Он всякий раз, стоило К. выказать расположение к их с матерью занятию сырниками, пытался поделиться с ним своими мечтами по развитию бизнеса, если бы обстоятельства к тому благорасполагали. Но уж на то, чтобы вести подобный разговор, К. никак не был настроен.

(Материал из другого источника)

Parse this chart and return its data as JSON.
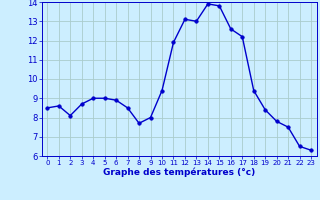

– Да, да, конечно понятно, – проговорил он быстро, накладывая себе в тарелку сырников и поливая их сметаной. – Но ведь невозможно же самоучредиться? Не получится?

– Нет, не получится. Кто нам позволит. – Отец сидел, не приступая к еде, опустил голову, потер лоб в провисших струнах морщин, а когда вновь поднял голову, взгляд К. встретился с глазами, в которых не угадывалось не только огня, но и игры догорающих углей не увидеть – одна зола. – Не Косихин, так какой-то другой косихин, с другим именем. Даже и непонятно, как это свидетельство о стерильности получать. С какого боку заходить?

– Что же тогда, – пробормотал К. Он ускользал от разговора, к которому был расположен отец, и хотел, не проявив своего нежелания вести его, дать все же отцу это свое нежелание почувствовать. – О чем тогда и толковать…

Мать возникла на пороге кухни уже одетая выходить из дома, даже с сумкой в руках, и стук каблуков по полу, когда шла к кухне по коридору, свидетельствовал, что уже и туфли у нее на ногах.

– Ты что рассиживаешься? – оттуда, с порога, требовательно обратилась она к отцу. – Пойдем, пора. Опять не успеем к приезду машины пожарить все полностью.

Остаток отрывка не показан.